In an August 9 article, Kurtz went on to say that while Trump has definitely made his own mistakes, and he (Kurtz) is by no means defending Trump, he nevertheless fairly pointed out that Trump has been hit by a “tsunami” of negative coverage since the conventions, a move unprecedented in the media. Kurtz went on to give an example from liberal investigative journalist Glenn Greenwald, who told Slate magazine that “the U.S. media is essentially 100 percent united, vehemently, against Trump, and preventing him from being elected president”—and Greenwald has no problem with that. Actually, we all should have a problem with that.

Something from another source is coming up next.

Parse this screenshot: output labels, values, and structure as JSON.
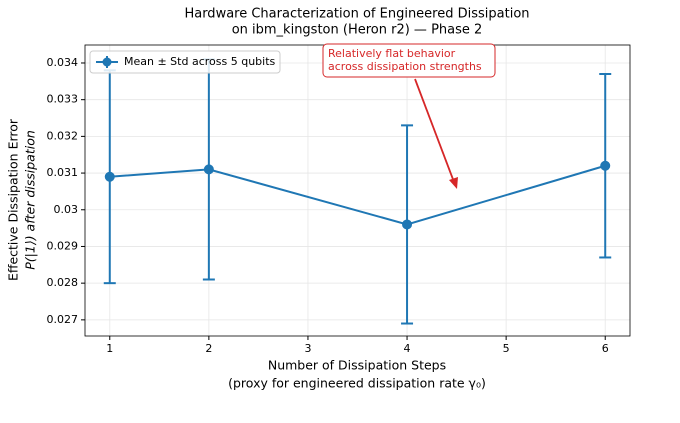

The key point here is that “different” does not equate to “abnormal”, and the Clinton/Trump race is increasingly being treated as a race between normal (Clinton) and abnormal (Trump). Clinton has been largely under reported or even ignored. CNN’s Chris Cuomo admitted long ago on-air, even before Hillary had officially stated she would run, that the media has given Hillary Clinton a “pass”. When asked this week to clarify his comments, Cuomo explained that what he really meant was that “the media wanted her in the race because it would be a better race to cover.” Wow. Cuomo went on to describe Trump as retaliatory to the press-“he’s going to make it hard for you afterwards” and Clinton as evasive “Clinton is going to make it very hard for you. Nobody ducks a question the way Clinton does.” Perhaps the best example of this from news conference-averse Hillary is her grossly misleading interpretation in the Fox News Sunday interview stating FBI Director Comey’s assessment of her answers to him regarding the private email server. With 7 in 10 Americans viewing her as untrustworthy and a liar (a higher number than Trump), Clinton should DEFINITELY have much more tough questioning from the press. But she doesn’t, and as the press would tell you, it’s all Trump’s fault. They have no responsibility or accountability whatsoever, it seems. Members of the mainstream media, you are living in a fantasy world if you think that attacking one candidate in a two-candidate race is what journalism is about.